The Rationale arrived earlier this year, when someone declared that work was the drug of the Nineties, and that workaholism was turning its addicts into listless and dispirited automatons. Its sapping pull, sociologists reckoned, could only be counteracted by the immediate administration of dance clubs. The problem was that there weren't any. And without dance clubs, New Yorkers could not wean themselves off their overtime. On weekends, well-intentioned workers would resolutely drag themselves to downtown bars such as Don Hill's, Bob's, or Bar Bouche, where, after several drinks had lifted the spell of the office, some of them would heroically rise to dance. But when they did, packs of precinct cops tended to rush in, batons raised and dogs baying, suppressing the revel, and fining the owners. Once, Manhattanites danced without fear in clubs such as Tunnel and Limelight, but lately these refuges had been closed down by city officials. Dance- minded liberals began to murmur that club owners were being targeted by a McCarthyist smear campaign; with or without the ACLU, New Yorkers of good conscience could not let the persecution continue.

And so, this month, on the occasion of the 20th anniversary of the founding of Studio 54 - the pleasuredome where Liza Minnelli, Diana Ross, John- John Kennedy, Andy Warhol, Brooke Shields and everyone else whose name has ever been writ in bold, pranced for a decade or so - the rehabilitation of the disco whirl was inaugurated. It took the form of a strobe-enhanced, three-gun salute, with the launch of a book by Anthony Haden-Guest called The Last Party: Studio 54, Disco And The Culture of the Night; the "Last Party"-themed debut of a dance-club called Cheetah ("The Fastest Club in the World"); and the "Last Party"-themed opening gala of the Serge Sorokko Gallery in SoHo, which was so crowded that even Spike Lee cooled his heels on the sidewalk rather than brave the crush. The gallery featured an exhibition of hundreds of photographs of the club scene by Diane Arbus, Weegee, Irving Penn, Helmut Newton and assorted paparazzi, serving as photographic crib sheets for the thousands of guests at the opening, who no longer recalled where they had been during the murky decade of Studio 54's prime.
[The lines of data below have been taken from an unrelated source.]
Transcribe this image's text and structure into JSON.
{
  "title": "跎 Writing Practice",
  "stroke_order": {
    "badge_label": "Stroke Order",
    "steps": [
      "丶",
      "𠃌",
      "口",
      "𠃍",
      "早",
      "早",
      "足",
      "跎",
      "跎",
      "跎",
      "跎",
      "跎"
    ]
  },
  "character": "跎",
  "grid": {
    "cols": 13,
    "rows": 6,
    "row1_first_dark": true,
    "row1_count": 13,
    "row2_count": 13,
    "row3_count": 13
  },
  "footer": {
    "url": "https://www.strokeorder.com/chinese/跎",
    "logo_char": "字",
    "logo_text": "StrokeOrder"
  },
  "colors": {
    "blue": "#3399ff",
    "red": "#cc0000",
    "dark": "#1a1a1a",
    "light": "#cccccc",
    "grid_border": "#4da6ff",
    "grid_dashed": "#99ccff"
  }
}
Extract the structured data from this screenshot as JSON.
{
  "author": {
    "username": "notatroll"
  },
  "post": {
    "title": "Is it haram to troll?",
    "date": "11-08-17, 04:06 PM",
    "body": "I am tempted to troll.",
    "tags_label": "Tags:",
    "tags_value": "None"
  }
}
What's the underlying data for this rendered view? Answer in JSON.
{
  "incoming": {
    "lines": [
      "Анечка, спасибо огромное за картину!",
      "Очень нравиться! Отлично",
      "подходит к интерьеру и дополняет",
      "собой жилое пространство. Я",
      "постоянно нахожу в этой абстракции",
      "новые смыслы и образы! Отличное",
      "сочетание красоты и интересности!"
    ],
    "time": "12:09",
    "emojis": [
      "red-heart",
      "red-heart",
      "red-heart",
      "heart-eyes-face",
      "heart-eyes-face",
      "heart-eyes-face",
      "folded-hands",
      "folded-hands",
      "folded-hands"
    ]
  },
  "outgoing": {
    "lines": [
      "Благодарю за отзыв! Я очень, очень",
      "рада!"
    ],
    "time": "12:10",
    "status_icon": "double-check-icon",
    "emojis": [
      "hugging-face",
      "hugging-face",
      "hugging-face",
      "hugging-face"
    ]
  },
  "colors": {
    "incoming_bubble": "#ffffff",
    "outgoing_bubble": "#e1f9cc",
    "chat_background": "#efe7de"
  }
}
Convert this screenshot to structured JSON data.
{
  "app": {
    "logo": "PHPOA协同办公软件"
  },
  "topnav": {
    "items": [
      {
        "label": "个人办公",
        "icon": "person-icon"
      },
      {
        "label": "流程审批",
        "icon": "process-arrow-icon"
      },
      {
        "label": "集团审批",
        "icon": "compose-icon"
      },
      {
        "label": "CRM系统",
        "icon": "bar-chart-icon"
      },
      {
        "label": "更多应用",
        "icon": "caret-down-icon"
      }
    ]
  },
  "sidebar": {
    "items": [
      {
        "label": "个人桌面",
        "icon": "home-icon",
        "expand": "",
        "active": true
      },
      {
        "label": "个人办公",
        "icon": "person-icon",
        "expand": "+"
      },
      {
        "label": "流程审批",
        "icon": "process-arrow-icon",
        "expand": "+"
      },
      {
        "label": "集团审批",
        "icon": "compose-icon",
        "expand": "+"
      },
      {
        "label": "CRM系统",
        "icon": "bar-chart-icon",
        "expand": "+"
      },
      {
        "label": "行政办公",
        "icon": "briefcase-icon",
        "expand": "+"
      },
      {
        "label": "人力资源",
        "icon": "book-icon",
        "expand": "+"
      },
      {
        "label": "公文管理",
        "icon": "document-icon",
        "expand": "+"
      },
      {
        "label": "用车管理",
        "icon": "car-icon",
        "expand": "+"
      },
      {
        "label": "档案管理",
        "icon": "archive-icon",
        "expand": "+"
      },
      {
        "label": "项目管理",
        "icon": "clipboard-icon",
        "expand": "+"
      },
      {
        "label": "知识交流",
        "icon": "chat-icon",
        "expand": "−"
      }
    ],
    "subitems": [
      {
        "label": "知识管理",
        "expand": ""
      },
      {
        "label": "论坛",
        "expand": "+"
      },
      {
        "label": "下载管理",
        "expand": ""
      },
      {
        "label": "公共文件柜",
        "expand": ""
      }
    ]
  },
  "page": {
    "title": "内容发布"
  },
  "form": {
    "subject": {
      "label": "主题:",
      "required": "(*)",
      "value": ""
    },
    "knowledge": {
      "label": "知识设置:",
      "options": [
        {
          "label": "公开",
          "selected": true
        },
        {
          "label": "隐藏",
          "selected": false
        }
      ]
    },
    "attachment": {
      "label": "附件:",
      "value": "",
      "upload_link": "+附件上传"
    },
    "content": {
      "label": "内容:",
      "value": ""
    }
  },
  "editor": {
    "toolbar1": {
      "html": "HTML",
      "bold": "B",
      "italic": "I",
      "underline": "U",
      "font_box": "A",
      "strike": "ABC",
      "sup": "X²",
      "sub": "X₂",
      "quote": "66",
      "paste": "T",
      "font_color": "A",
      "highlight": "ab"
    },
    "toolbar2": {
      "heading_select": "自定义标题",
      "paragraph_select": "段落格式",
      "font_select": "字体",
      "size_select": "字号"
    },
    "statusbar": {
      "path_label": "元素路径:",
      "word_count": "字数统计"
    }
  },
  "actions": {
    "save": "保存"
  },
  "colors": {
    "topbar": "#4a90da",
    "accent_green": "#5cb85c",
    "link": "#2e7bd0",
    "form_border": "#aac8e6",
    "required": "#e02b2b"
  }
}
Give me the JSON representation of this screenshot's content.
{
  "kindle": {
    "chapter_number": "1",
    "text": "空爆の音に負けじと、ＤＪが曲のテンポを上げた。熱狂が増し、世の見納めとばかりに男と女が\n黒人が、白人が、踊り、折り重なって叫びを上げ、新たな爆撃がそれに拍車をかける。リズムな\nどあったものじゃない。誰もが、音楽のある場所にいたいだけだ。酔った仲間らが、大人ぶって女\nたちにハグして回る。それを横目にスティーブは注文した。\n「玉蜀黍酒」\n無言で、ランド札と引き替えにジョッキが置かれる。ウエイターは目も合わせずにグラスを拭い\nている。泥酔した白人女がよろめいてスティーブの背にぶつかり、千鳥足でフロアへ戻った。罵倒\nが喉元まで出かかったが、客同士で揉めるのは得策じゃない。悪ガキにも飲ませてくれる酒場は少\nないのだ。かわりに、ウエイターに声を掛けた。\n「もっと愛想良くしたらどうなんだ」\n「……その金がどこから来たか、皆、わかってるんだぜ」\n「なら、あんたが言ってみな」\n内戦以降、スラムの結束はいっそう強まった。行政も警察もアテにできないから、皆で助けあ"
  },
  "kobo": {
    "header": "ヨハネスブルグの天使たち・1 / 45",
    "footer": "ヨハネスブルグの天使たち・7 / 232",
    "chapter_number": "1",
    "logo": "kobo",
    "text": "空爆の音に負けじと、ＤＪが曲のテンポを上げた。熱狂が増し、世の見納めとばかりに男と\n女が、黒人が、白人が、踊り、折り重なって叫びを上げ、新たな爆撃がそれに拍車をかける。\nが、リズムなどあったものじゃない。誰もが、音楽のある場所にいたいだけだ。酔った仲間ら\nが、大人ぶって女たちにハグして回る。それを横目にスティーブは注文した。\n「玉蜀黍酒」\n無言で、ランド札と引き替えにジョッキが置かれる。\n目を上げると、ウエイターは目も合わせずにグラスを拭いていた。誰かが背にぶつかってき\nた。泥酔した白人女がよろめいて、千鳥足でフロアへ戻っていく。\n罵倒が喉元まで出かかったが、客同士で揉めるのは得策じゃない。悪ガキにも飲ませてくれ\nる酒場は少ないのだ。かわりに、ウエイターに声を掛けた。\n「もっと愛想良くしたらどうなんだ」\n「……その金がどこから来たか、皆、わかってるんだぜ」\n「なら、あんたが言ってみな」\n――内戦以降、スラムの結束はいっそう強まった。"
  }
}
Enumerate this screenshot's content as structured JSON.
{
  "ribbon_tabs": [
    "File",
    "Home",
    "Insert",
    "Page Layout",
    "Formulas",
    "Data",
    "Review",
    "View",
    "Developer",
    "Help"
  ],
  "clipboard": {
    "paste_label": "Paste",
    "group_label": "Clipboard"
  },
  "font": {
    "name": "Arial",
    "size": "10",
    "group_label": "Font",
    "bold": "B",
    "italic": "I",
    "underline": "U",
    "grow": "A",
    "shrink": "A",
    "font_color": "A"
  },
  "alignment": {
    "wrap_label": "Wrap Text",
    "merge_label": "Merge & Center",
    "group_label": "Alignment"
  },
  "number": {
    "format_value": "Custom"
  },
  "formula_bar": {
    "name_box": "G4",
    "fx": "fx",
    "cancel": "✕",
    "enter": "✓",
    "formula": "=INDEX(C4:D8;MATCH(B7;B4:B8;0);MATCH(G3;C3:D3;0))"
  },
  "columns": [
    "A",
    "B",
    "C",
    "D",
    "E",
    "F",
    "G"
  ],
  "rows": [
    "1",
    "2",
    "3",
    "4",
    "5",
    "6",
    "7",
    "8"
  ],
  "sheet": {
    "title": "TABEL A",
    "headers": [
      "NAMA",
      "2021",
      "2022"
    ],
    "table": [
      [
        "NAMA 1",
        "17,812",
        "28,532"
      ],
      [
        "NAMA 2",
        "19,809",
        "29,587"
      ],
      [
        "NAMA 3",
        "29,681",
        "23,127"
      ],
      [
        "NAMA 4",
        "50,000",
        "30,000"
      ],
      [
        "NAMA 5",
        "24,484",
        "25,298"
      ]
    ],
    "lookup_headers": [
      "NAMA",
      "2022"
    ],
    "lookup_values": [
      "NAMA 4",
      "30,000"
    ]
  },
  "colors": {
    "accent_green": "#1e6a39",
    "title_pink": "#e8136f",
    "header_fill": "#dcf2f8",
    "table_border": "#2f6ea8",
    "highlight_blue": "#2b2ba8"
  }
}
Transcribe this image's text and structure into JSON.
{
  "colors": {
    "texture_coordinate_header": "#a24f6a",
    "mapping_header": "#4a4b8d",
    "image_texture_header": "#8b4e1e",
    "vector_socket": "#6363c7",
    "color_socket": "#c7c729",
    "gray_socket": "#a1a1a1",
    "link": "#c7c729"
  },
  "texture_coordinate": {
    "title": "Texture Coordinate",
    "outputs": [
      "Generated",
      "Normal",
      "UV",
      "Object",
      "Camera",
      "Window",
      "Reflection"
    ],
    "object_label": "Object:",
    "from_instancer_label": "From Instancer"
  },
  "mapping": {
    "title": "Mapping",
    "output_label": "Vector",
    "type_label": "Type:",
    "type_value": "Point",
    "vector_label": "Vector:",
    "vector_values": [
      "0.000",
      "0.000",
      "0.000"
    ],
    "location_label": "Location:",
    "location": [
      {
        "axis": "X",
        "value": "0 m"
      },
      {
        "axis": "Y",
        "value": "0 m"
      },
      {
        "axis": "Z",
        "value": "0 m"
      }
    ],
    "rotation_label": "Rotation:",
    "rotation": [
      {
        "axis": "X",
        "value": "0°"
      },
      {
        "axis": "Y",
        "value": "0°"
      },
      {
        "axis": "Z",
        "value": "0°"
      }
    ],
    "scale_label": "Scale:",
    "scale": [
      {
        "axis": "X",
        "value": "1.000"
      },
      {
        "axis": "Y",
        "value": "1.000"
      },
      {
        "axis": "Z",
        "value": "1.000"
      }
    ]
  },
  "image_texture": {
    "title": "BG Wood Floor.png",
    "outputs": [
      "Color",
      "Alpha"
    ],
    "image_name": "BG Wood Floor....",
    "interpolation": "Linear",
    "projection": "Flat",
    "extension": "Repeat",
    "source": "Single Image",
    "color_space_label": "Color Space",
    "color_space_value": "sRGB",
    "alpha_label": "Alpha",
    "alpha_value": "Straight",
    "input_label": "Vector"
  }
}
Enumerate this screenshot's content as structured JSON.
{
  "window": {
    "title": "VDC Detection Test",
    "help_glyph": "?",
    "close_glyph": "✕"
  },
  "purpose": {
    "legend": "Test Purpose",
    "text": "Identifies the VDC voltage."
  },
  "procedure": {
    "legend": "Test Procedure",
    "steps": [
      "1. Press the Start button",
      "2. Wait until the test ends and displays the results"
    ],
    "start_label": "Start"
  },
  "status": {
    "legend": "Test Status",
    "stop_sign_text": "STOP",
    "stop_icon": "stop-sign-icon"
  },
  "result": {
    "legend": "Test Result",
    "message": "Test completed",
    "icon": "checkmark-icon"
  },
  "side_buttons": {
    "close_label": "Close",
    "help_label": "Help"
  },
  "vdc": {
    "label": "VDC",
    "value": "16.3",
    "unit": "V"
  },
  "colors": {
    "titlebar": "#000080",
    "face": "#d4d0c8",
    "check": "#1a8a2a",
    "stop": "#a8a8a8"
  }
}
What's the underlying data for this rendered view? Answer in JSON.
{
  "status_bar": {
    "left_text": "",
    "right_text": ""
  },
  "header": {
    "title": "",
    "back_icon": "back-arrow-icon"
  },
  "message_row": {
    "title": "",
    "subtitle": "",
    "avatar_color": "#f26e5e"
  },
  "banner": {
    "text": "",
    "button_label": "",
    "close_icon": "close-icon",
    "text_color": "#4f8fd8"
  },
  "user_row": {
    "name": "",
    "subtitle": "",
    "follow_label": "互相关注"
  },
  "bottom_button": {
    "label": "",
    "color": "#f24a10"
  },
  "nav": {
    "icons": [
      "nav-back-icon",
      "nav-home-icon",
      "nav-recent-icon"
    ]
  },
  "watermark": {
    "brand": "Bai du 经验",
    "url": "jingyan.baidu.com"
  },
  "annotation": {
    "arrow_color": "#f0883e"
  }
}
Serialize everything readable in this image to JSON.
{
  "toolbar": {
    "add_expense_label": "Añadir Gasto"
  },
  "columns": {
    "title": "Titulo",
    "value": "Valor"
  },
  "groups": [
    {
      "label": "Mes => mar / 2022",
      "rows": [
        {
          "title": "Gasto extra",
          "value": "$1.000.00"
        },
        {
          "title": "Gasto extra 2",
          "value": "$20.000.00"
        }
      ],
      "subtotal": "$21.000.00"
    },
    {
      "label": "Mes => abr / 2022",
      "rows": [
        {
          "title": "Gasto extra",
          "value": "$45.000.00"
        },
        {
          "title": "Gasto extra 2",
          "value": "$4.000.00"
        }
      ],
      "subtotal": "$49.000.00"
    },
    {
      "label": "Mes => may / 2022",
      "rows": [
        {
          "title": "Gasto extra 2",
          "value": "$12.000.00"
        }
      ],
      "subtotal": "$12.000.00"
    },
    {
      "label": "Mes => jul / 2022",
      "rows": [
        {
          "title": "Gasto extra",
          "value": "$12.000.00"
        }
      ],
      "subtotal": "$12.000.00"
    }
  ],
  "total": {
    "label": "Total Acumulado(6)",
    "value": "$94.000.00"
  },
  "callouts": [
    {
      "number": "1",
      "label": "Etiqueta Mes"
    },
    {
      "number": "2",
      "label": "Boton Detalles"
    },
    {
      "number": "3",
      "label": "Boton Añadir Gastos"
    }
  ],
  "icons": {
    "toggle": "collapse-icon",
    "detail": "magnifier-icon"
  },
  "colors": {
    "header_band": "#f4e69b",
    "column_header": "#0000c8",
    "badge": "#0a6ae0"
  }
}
There were photos of Mick Jagger and Jerry Hall; of Cher and of Eddie Murphy; of bare-breasted teenage club-girls with glitter on their faces; of deeply stoned couples in hotpants and afros, goosing each other in front of punk clubs; and of fashion-world luminaries staring at naked, writhing performance artists. Lean men dressed in paintbox colours sidled along the walls, trailed by women with vinyl- vivacious faces, who shrieked as they spotted themselves inside the frames. "It wasn't just about drugs and dancing," mused a girl in a low-necked, bare, black, chiffon dress. "It was better than that, people weren't just about the bottom line, they were more open..." Then, noticing herself in a photograph on the wall, her teenaged nipples peeking out of her decolletage, she recognised the author of the photo, orbiting unluckily nearby, and collared him, wailing, "I want this back, this was a mistake! This has to come down!" The paparazzo winked, and said, "Honey, it was the time of fabulousness, and you were fabulous!" The girl grinned and melted back into the crowd. The time of fabulousness, he then confided, is over. "This is the funeral for the club scene," he said brightly, and resumed his tour about the room.

It may be that the first party for the "Last Party" will mark the beginning of the cure for work-worn Manhattanites. Or it may be that the party is now more over than ever, and some other as yet undetermined cure was intended by the mysterious Hale-Bopp. The latter eventuality seems more likely; after all, Haden-Guest himself admits he now prefers dinner parties to clubbing and leaves his disco shoes at home.